How can tokio tasks access shared data in Rust?


I am creating a webserver using tokio. Whenever a client connection comes in, a green thread is created via tokio::spawn.

The main function of my web server is proxy. Target server information for proxy is stored as a global variable, and for proxy, all tasks must access the data. Since there are multiple target servers, they must be selected by round robin. So the global variable (struct) must have information of the recently selected server(by index).

Concurrency problems occur because shared information can be read/written by multiple tasks at the same time. According to the docs, there seems to be a way to use Mutex and Arc or a way to use channel to solve this.

I'm curious which one you usually prefer, or if there is another way to solve the problem.


Solution

  • If it's shared data, you generally do want Arc, or you can leak a box to get a 'static reference (assuming that the data is going to exist until the program exits), or you can use a global variable (though global variables tends to impede testability and should generally be considered an anti-pattern).

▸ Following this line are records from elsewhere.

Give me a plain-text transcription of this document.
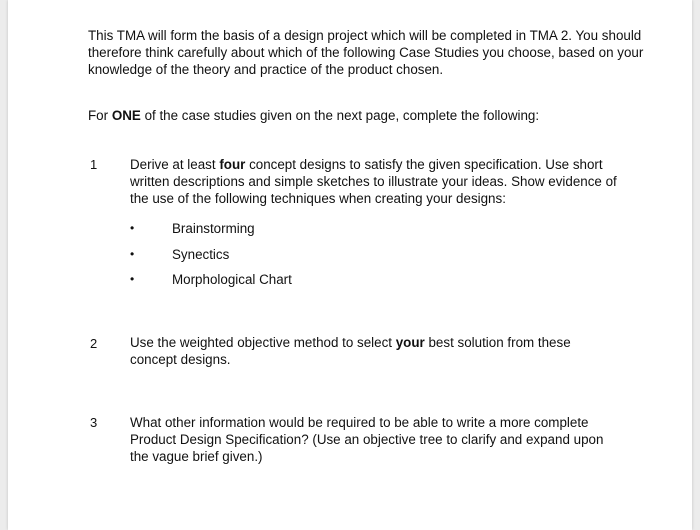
This TMA will form the basis of a design project which will be completed in TMA 2. You should therefore think carefully about which of the following Case Studies you choose, based on your knowledge of the theory and practice of the product chosen.
For ONE of the case studies given on the next page, complete the following:
1 Derive at least four concept designs to satisfy the given specification. Use short written descriptions and simple sketches to illustrate your ideas. Show evidence of the use of the following techniques when creating your designs:
•	Brainstorming
•	Synectics
•	Morphological Chart
2 Use the weighted objective method to select your best solution from these concept designs.
3 What other information would be required to be able to write a more complete Product Design Specification? (Use an objective tree to clarify and expand upon the vague brief given.)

    As far as what goes in the Arc/Box/global, that depends on what your data's access pattern will be. If you will often read but rarely write, then Tokio's RwLock is probably what you want; if you're going to be updating the data every time you read it, then use Tokio's Mutex instead.

    Channels make the most sense when you have separate parts of the program with separate responsibilities. It doesn't work as well to update multiple workers with the same changes to data, because then you get into message ordering problems that can result in each worker's state disagreeing about something. (You get many of the problems of a distributed system without any of the benefits.)

    Channels can work if there is a single entity responsible for maintaining the data, but at that point there isn't much benefit over using some kind of mutual exclusion mechanism; it winds up being the same thing with extra steps.